配偶者控除の対象となる配偶者とは、民法の規定により効力が生じた婚姻に基づく配偶者をいいます。いわゆる内縁の妻など、事実婚の相手方は、このような民法の規定による配偶者ではありませんから、配偶者控除の対象とはなりません。
※引用元:国税庁ウェブサイト(No.1191 配偶者控除)
なので、今は私も夫も正社員で働いていて配偶者控除は受けていませんが、もし今後、夫婦どっちかの収入が減って、扶養に入って配偶者控除を受けたくても、受けられないという事態になっていしまいます。
あとは相続税の配偶者控除も同じく対象外です。
以上、2つの理由を挙げてみましたが、法律婚で夫婦別姓にすることが選べればこれらの問題は解決します。
また選択的夫婦別姓が認められたら、「別姓の夫婦・家族」という在り方が社会的にもっと認知されて、別姓が選択できやすくなると思います。
そして別姓が選択できやすくなると、「名前(名字)を変えるのなんか嫌だなぁ…」という人や、「銀行口座とか免許とか、名字を変える手続き面倒だなぁ」という人が、結婚したり家庭を持つことへの不要なハードルが下がるはず。
正直、なぜ選択的夫婦別姓が反対されるのかよく分からない
「選択的」なんだから、同じ姓にしたい人は同じ姓にもできるし、別姓にしたい人は別姓にもできるので、反対する理由がよく分からない(反対派が挙げる理由に共感も納得もできない)…というのが正直なところです。
私の場合は生活する上で事実婚でも支障はないとはいえ、今の制度で上記のようにちっちゃいことだけど困っていること、困る可能性があることがある。
選択的夫婦別姓で、なにか困ることありますか???
社会がーとか歴史がーとか、そんなことではなく、自分になにか困ること・不利益があるのでしょうか。
(それに歴史うんぬんいうけどそもそも夫婦同姓の歴史なんて明治時代から数百年なんだから以下略)
「日本の伝統がなくなる!」とか「愛国心が!」とかの理由に比べたら、「私公務員で、制度を変更すると変更する時に手続きが発生して手間でめんどくさいんですよね…」とかの理由のほうがよっぽど納得できます。
なんとなく、そこには深い溝があるような気がする
ただ、私の勝手な印象ですが、今すでにいる賛成派と反対派は、いくら議論しても縮まらない深い溝があるような気がしてます。
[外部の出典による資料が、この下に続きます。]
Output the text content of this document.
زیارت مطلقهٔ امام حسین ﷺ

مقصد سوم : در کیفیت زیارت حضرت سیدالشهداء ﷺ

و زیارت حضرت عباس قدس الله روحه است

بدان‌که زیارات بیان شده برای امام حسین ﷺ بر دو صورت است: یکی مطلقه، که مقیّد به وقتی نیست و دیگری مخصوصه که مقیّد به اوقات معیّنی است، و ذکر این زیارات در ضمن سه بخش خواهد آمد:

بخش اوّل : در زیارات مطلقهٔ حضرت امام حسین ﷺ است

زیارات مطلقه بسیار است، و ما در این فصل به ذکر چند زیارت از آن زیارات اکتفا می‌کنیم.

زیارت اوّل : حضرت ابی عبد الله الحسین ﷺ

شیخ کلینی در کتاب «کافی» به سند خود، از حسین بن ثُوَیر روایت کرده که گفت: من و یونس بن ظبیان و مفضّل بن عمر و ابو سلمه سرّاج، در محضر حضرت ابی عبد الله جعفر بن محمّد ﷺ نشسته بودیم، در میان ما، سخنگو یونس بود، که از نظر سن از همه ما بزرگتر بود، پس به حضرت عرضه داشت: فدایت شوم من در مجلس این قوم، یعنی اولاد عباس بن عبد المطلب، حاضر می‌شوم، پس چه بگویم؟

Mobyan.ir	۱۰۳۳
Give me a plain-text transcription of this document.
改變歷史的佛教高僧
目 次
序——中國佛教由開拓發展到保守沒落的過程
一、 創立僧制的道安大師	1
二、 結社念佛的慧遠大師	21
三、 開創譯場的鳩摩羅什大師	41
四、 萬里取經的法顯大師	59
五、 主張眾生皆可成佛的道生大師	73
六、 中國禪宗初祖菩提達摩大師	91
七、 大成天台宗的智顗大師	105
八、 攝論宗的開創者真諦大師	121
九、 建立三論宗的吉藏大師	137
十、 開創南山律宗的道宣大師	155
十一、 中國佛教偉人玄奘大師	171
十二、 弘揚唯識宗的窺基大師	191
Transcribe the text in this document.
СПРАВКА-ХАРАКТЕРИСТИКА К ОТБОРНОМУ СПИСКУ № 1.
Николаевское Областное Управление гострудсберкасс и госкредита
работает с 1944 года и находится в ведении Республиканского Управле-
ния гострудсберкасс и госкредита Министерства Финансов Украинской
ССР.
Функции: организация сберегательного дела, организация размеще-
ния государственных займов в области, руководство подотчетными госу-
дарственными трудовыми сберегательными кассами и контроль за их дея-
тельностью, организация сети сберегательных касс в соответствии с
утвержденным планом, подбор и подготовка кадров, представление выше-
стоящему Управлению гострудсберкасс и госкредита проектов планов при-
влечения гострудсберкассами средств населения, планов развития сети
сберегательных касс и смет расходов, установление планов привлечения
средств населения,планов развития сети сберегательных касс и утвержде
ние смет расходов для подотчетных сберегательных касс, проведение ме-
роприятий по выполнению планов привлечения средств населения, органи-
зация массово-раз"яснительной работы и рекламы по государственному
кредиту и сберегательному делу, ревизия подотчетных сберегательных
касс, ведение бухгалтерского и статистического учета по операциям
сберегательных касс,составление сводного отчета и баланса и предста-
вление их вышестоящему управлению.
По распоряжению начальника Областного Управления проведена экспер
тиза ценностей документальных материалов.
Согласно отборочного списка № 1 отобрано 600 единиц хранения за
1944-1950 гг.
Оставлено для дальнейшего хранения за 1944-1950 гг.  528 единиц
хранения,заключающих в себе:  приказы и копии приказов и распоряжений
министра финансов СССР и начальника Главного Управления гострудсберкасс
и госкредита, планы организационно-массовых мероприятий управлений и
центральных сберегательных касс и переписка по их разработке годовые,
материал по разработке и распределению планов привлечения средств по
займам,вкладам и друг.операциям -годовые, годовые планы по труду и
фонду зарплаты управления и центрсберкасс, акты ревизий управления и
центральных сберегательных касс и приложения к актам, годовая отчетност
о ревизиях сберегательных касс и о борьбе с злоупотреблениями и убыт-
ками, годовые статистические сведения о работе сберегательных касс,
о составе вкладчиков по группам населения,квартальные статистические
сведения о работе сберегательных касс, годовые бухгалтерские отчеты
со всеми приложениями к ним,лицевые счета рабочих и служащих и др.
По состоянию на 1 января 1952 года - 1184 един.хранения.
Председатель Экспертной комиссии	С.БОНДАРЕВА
(=宗教みたいなもので、いくら議論を重ねたところで改宗することは稀、という印象。)
これまで考えたことないですーな無支持派が、議論を聞くことや自分が結婚しようとした時にどっちかになる可能性はありそうだけど。
どっちか選べるって、別にそっちが普通じゃないですか。なんでダメなの?
結婚するときに同姓と別姓が選べるようになったら、何が不利益生じるの?
と思うんですが…
たぶんなんか、そこには深ーい溝があるんだろうなぁ。